Inevitably, since the row about this broke, the government has decided it needs to wind back a little, announcing that Theresa May will meet those representatives after all. At the same time, Immigration Minister Caroline Nokes gave an interview saying there had been some ‘terrible mistakes’ in these cases. The Prime Minister’s spokesman said May was clear that ‘no-one with the right to be here will be made to leave’.

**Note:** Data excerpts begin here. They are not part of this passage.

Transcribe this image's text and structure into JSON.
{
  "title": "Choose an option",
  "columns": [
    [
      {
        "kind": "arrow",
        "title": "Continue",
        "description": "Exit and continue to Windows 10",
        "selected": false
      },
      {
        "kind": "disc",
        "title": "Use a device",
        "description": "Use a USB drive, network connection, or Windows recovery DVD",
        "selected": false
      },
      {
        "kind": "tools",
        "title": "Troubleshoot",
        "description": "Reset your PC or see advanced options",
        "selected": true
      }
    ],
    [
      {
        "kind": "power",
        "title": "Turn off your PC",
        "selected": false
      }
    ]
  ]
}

This has been an extraordinarily stupid row created by the government itself at an extraordinarily delicate time. What worse message to send to the leaders gathering for CHOGM than to suggest that Britain’s relationship with the Commonwealth is so cold that Number 10 won’t even grant a formal diplomatic request for a meeting? It also rather undermines the case that those such as Boris Johnson and Michael Gove have been making for an optimistic, outward-looking Brexit if the Home Office doesn’t even seem to be in control of the parts of immigration policy that it has always been able to make decisions on without the EU.
The Windrush generation were often shocked when they arrived in the country they saw as ‘Mother Britain’ to discover that their Mother wasn’t quite as welcoming as they had been led to believe. Contemporary literature such as Sam Selvon’s ‘The Lonely Londoners’ describes new arrivals watching with wonder as they realise that they can see their breath leave their mouths on the cold air, then growing dispirited as they realise that their new home is rather cold and unfriendly, too. But this generation shaped many of the towns and cities they moved to, and regard themselves as British. The government has managed to send a message to them that suggests they are still as unwelcome as they were in those early days when Britain feared a ‘magpie society’ (Winston Churchill’s words).
The suspicion is that this is part of Theresa May’s ‘hostile environment’ policy on immigration, which she created while in the Home Office – though at the same time she was trying to court the BME vote with stop-and-search reform. It’s conceivable that this mistake was just a mistake, but what it rather less easy to understand is why Number 10 initially didn’t want a meeting with those concerned about the policy. At best it suggests carelessness about Britain’s relationship with other countries, and at worst it suggests a bunker mentality in Number 10 where the attitude towards mistakes is to pretend they haven’t happened. Either way, this has been an object lesson in how to create a row and to scare Britons unnecessarily.